Soyons francs et brefs : j'ai adoré cette BD ! Il fallait bien ça pour que je la chronique d'ailleurs, puisque j'ai la chronique de BD flemmarde en ce moment. Lorsqu'une amie a proposé de me la prêter, j'étais a priori peu enthousiaste - rapport à la couverture qui m'évoquait une histoire de lesbiennes de nos jours, sujet qui ne m'attire pas franchement. Elle m'a néanmoins appâtée en me disant que ça n'avait rien à voir avec ce que je pouvais imaginer. Tiens, tiens... Et de fait, l'histoire n'a non seulement rien à voir mais est absolument passionnante, d'autant qu'elle est inspirée d'une histoire vraie. Les personnages sont complexes, drôles et torturés, d'une profondeur parfaitement humaine qu'il est agréable de retrouver avec tant de pertinence. L'ambiance début de siècle et plus précisément le vent d'émancipation voire de douce folie qui plane au sortir de la première guerre mondiale est merveilleusement croquée, de même que les troubles d'anciens combattants.

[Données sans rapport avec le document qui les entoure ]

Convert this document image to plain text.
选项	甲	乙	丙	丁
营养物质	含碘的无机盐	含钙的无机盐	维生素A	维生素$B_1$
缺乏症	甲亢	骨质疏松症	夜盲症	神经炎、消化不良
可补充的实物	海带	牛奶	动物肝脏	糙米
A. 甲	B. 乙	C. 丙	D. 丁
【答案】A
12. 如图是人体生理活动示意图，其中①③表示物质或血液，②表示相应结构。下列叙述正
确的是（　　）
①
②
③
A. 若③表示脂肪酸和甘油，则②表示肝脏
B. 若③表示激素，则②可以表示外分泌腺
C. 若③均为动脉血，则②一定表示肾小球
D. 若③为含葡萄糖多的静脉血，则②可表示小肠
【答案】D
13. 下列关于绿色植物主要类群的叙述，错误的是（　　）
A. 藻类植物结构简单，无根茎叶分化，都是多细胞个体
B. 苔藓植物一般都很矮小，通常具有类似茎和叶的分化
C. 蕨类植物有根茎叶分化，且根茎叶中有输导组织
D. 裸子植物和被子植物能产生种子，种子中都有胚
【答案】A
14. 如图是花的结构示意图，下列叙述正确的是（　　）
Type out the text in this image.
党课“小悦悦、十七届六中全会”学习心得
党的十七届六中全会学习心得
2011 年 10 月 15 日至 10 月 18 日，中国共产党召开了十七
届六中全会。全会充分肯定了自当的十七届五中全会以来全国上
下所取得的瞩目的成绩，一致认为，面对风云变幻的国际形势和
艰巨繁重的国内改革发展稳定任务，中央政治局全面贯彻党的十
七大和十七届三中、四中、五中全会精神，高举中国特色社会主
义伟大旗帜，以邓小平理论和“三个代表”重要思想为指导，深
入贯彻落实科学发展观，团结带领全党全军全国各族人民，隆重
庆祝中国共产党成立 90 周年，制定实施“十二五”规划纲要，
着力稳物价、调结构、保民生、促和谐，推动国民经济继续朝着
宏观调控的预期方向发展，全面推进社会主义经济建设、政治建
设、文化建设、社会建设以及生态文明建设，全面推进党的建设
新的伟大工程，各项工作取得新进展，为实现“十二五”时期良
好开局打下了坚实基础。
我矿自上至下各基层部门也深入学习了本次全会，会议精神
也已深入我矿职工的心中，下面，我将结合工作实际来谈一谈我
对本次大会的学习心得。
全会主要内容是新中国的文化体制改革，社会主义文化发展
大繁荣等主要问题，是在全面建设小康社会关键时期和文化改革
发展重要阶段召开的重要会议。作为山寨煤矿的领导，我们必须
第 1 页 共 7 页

Tout cela se mêle habilement à travers le flot d'un scénario tout en flashback et un graphisme tantôt piquant tantôt brûlant. Tu m'étonnes que ce titre a reçu le prix du public au dernier festival d'Angoulême : c'est amplement mérité !
Je sais qu'il a déjà pas mal fait le tour de la blogo ; je m'ajoute donc à une longue file de blogueurs et blogueuses enthousiastes pour vous conseiller de vous plonger dans Mauvais genre un soir sous la couette. A lire d'un trait, avec le sourire - parfois un sourire un peu triste, mais le sourire quand même, pour finir par vous dire que la BD française a décidément un sacré bel avenir.
Challenge Mélange des genres chez Miss Léo
Catégorie BD
8 commentaires
Déjà dans ma PAL. Il me reste à la lire mais pour le moment, je ne suis pas très BD.
Je ne suis pas très BD non plus en ce moment pourtant, tiens, mais l'occasion du prêt a fait le larron en ce qui me concerne. Hmm, l'envie BD reviendra sans doute plus tard !
Ca, ce sera ma prochaine BD! Sans faute. C'est tellement tentant!
Et c'est encore plus tentant qu'on on l'attaque ^^
Je viens de dévorer cette BD. Exactement comme tu le notes, d'une seule traite sous la couette! Et effectivement elle nous conduit beaucoup plus loin que ce que laissait penser la couverture ou le résumé. Une très belle réussite!
Nous avons eu une même expérience et un même ressenti de lecture, Fransoaz ! Une très belle réussite, en effet !
Un soir sous la couette, je ne sais pas. Cette BD m'a vraiment mise mal à l'aise, et une amie à qui je l'ai prêtée a mis un après-midi à s'en remettre.
Mais tu as raison, c'est vraiment une oeuvre de très grande qualité.
Tu as raison Lilly, le sujet est difficile et surprenant, il ne laisse clairement pas indifférent.